I saw Elizabeth looking doubtful and I said (very indignantly) that indeed I was.

“Uncle is to announce his engagement tomorrow, dear Mary. Mama received his letter only this morning so it is still a great secret. He is to marry a Miss Ann Bellamy who comes from a very respectable family in the north of England.”

“Miss Bellamy lives in the village of Lambton“ said Elizabeth, with insufferable self-importance. “In Derbyshire.”

“It is to be a London wedding however and I expect we will all be invited.”

But we were not all invited. Kitty, Lydia and I were not invited. And in the months before the marriage little else was talked of at Longbourn other than what they were going to wear to the wedding and more particularly what Miss Bellamy would wear and whether Miss Bellamy would choose to live in Uncle Gardiner’s house in Cheapside or in a more fashionable part of London as she was so very fashionable herself — but at the same time immensely clever and charming and how she had made Uncle Gardiner the happiest of men.

My first feelings of envy and disappointment were acute (let no-one make light of the disappointments of childhood!) But Mr John Knowles preached resignation — apart from Music and Needlework Mr Knowles was now my tutor in every subject — and I committed to memory a verse of Alexander Pope’s The Quiet Life This verse I intoned every night after my prayers and wonderfully soothing I found it:

Sound sleep by night; study and ease
Together mix’d; sweet recreation,
And innocence, which most does please
With meditation.

Unhappily, Kitty and Lydia had no such resources. Of the two, Lydia was the more to be pitied since Mama’s attention was no longer concentrated on the antics of one fat little rude noisy person, but diffused over a wide range of dress materials.
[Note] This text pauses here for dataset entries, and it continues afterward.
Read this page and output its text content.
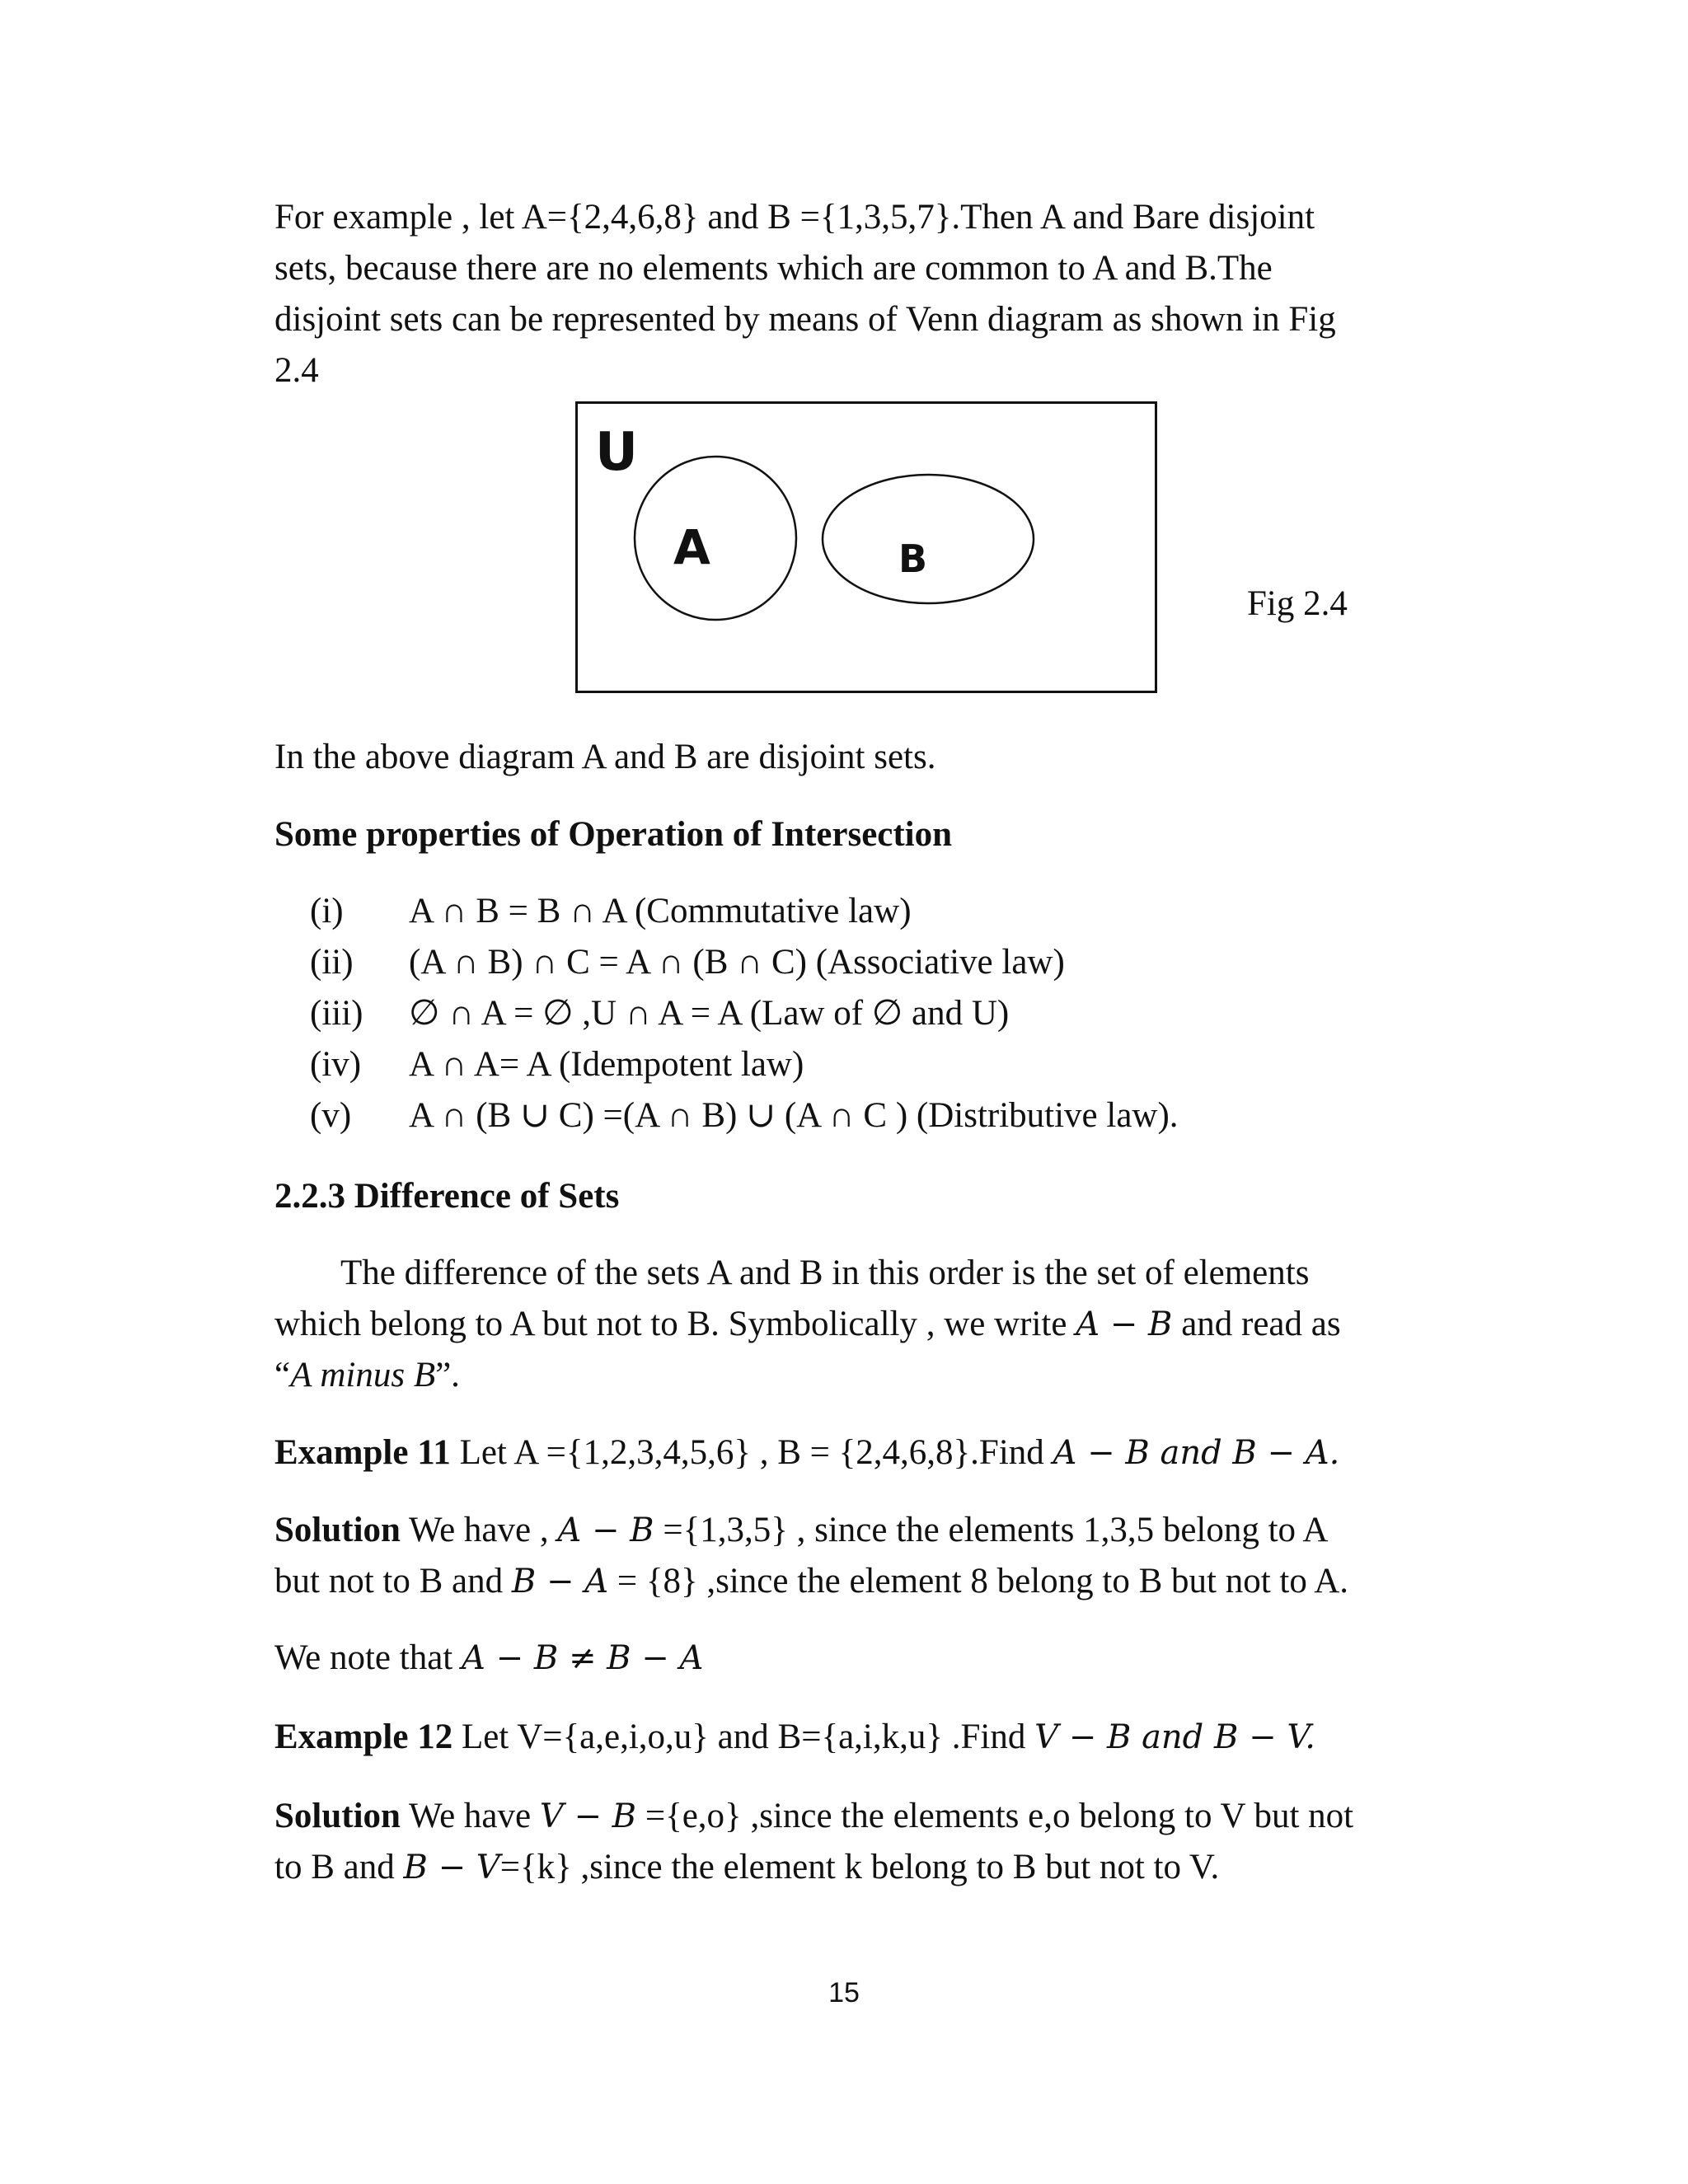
For example , let A={2,4,6,8} and B ={1,3,5,7}.Then A and Bare disjoint
sets, because there are no elements which are common to A and B.The
disjoint sets can be represented by means of Venn diagram as shown in Fig
2.4
U
A	B
Fig 2.4
In the above diagram A and B are disjoint sets.
Some properties of Operation of Intersection
(i) A ∩ B = B ∩ A (Commutative law)
(ii) (A ∩ B) ∩ C = A ∩ (B ∩ C) (Associative law)
(iii) ∅ ∩ A = ∅ ,U ∩ A = A (Law of ∅ and U)
(iv) A ∩ A= A (Idempotent law)
(v) A ∩ (B ∪ C) =(A ∩ B) ∪ (A ∩ C ) (Distributive law).
2.2.3 Difference of Sets
The difference of the sets A and B in this order is the set of elements
which belong to A but not to B. Symbolically , we write A − B and read as
“A minus B”.
Example 11 Let A ={1,2,3,4,5,6} , B = {2,4,6,8}.Find A − B and B − A.
Solution We have , A − B ={1,3,5} , since the elements 1,3,5 belong to A
but not to B and B − A = {8} ,since the element 8 belong to B but not to A.
We note that A − B ≠ B − A
Example 12 Let V={a,e,i,o,u} and B={a,i,k,u} .Find V − B and B − V.
Solution We have V − B ={e,o} ,since the elements e,o belong to V but not
to B and B − V={k} ,since the element k belong to B but not to V.
15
Where to obtain the best brideclothes and which were the best warehouses were the questions now exercising Mama’s mind, and her leisure, once devoted to Lydia’s amusement, was taken up with the tacking on of patterns.
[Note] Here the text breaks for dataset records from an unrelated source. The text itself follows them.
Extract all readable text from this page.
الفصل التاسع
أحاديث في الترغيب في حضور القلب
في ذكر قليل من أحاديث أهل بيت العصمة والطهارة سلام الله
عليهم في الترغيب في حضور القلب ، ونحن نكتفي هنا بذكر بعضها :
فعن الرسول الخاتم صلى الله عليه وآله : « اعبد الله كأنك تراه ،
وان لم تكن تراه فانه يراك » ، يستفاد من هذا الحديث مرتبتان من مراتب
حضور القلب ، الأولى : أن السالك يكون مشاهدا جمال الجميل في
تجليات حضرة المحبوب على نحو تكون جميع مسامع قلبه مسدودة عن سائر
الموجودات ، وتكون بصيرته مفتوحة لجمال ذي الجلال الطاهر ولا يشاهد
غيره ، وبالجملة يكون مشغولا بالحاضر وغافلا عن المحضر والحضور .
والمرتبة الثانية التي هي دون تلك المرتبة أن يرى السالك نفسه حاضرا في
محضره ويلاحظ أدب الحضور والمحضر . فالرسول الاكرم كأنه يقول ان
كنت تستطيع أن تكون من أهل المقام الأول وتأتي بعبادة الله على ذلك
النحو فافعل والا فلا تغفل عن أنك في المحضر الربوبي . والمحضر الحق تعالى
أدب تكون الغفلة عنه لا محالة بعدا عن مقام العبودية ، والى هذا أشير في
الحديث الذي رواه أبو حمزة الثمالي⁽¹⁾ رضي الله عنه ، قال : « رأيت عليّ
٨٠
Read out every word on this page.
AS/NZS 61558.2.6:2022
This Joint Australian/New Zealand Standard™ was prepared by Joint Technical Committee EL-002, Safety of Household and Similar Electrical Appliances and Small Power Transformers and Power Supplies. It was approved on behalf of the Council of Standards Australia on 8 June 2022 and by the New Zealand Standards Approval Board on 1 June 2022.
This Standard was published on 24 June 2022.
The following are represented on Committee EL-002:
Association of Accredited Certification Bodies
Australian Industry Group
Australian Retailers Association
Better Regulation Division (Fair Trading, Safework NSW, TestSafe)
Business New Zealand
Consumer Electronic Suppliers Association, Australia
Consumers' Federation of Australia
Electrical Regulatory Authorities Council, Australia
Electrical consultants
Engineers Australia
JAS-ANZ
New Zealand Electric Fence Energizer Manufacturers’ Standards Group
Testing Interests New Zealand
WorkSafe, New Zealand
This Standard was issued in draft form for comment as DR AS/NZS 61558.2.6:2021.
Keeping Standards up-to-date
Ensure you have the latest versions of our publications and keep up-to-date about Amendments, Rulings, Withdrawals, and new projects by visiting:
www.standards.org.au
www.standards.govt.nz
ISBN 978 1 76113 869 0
But the unkindest cut of all, so far as Lydia was concerned, was that the wedding would take place on the twenty-third of April, the date of her third birthday. And not only would Mama, Papa, Jane and Elizabeth be absent from Longbourn on the all-important day, they were set to remain in London until the following afternoon.

On hearing this, Lydia had been inconsolable. And when the time actually came for them all to say good-bye, I had expected her to kick up an almighty fuss. But not a bit of it: she kissed and embraced everyone and suffered herself to be kissed in return, and when Jane promised to bring her back an especially large slice of wedding cake, she thanked her very prettily. And all the while her face was wreathed in the most angelic of smiles.
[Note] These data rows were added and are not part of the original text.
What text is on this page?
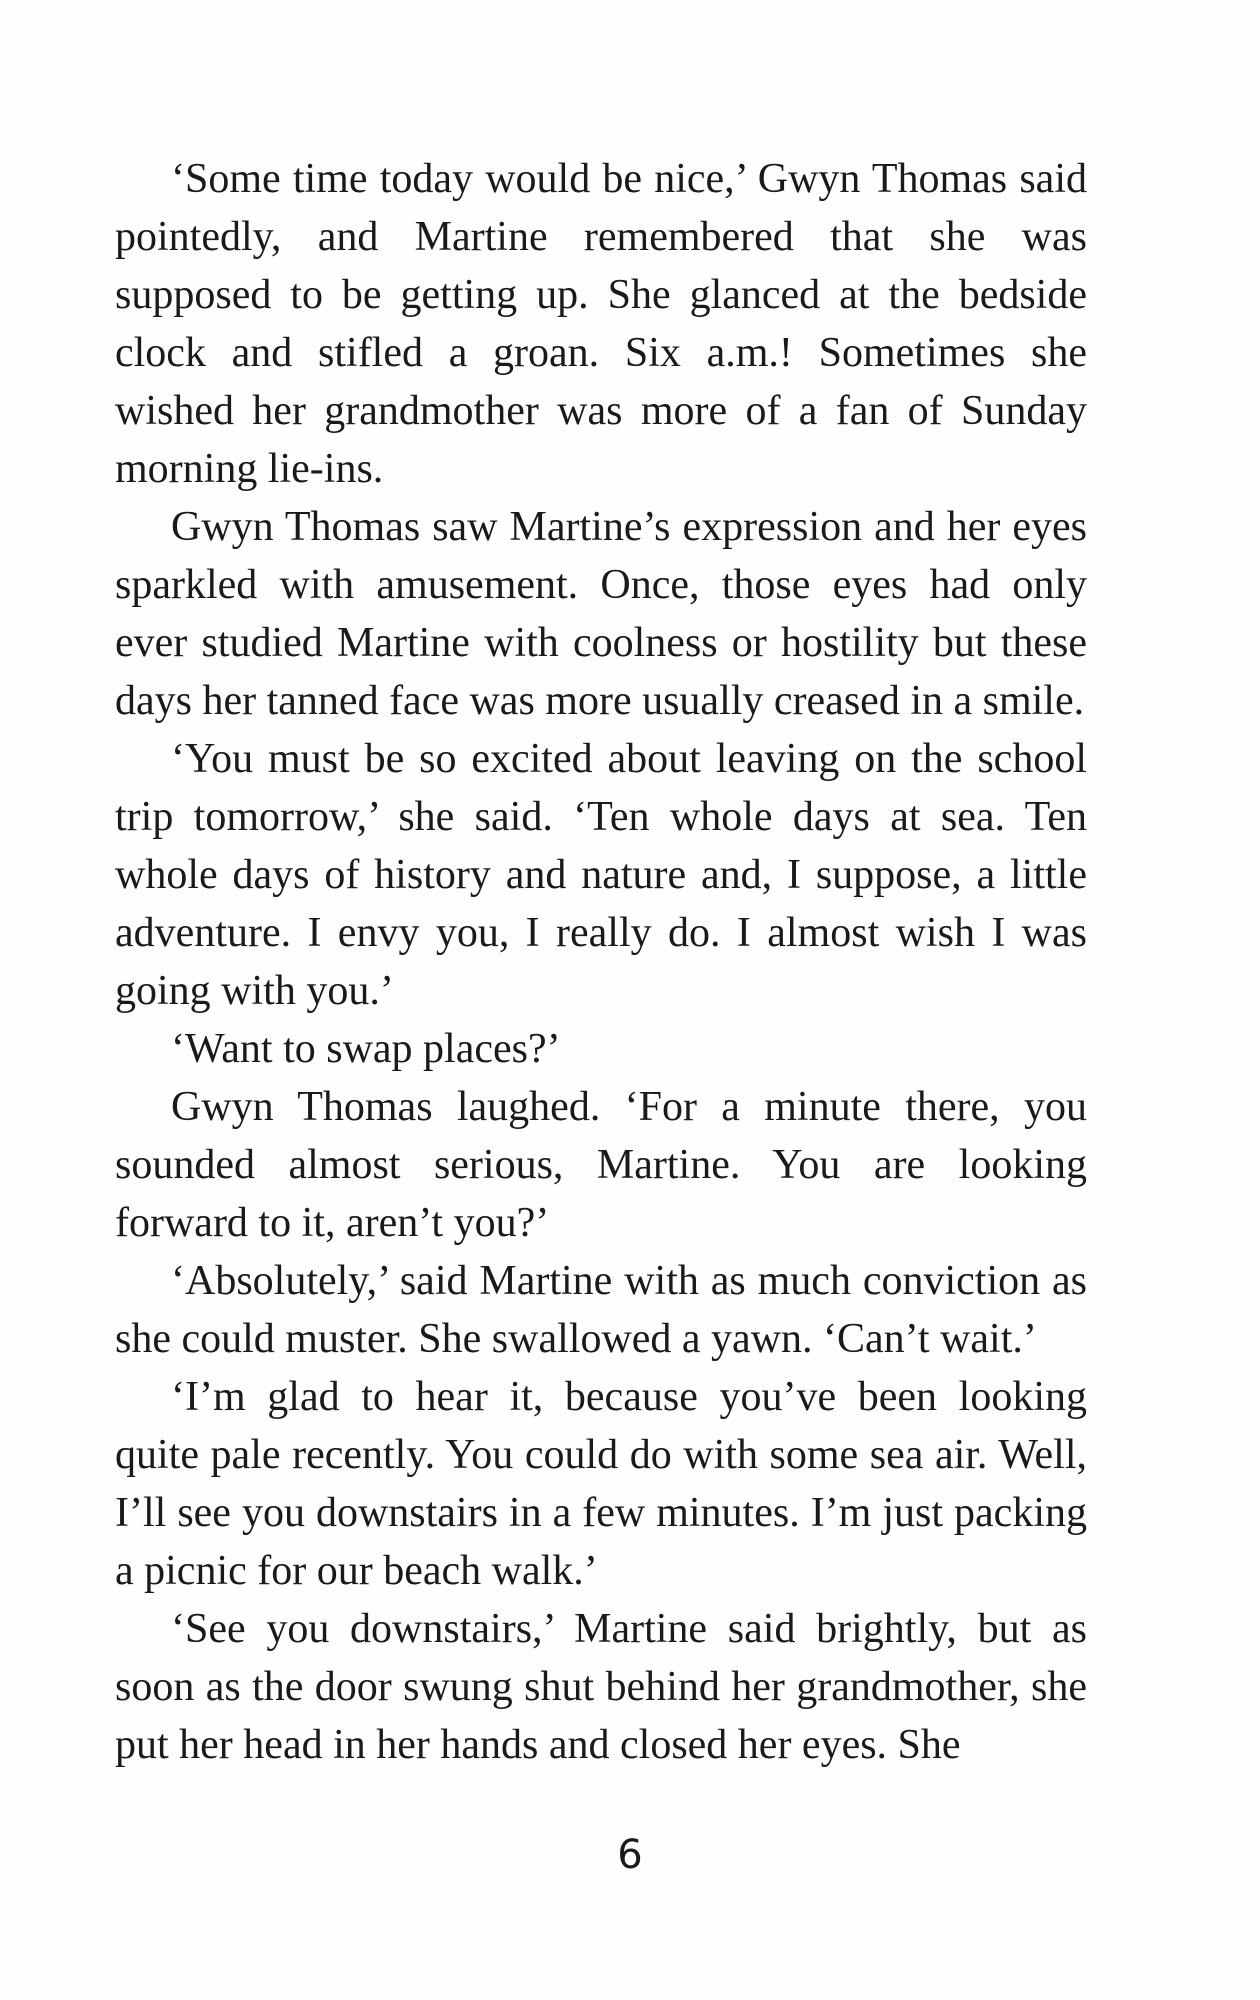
‘Some time today would be nice,’ Gwyn Thomas said pointedly, and Martine remembered that she was supposed to be getting up. She glanced at the bedside clock and stifled a groan. Six a.m.! Sometimes she wished her grandmother was more of a fan of Sunday morning lie-ins.

Gwyn Thomas saw Martine’s expression and her eyes sparkled with amusement. Once, those eyes had only ever studied Martine with coolness or hostility but these days her tanned face was more usually creased in a smile.

‘You must be so excited about leaving on the school trip tomorrow,’ she said. ‘Ten whole days at sea. Ten whole days of history and nature and, I suppose, a little adventure. I envy you, I really do. I almost wish I was going with you.’

‘Want to swap places?’

Gwyn Thomas laughed. ‘For a minute there, you sounded almost serious, Martine. You are looking forward to it, aren’t you?’

‘Absolutely,’ said Martine with as much conviction as she could muster. She swallowed a yawn. ‘Can’t wait.’

‘I’m glad to hear it, because you’ve been looking quite pale recently. You could do with some sea air. Well, I’ll see you downstairs in a few minutes. I’m just packing a picnic for our beach walk.’

‘See you downstairs,’ Martine said brightly, but as soon as the door swung shut behind her grandmother, she put her head in her hands and closed her eyes. She

6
After they left she went off with the nurserymaid Gil Pender in an amazingly docile fashion, with Kitty trailing after, sniffing and wiping her face on her sleeve. And here I must confess to shedding a few tears myself, for at the moment of leavetaking Elizabeth had turned to me and said in a gruff little voice: “I must say Mary, I think you should have been invited.”

But of course all along Lydia had been biding her time. And her revenge when it came was spectacular: Longbourn, on the evening of my parents’ return from London, was a scene of utter chaos.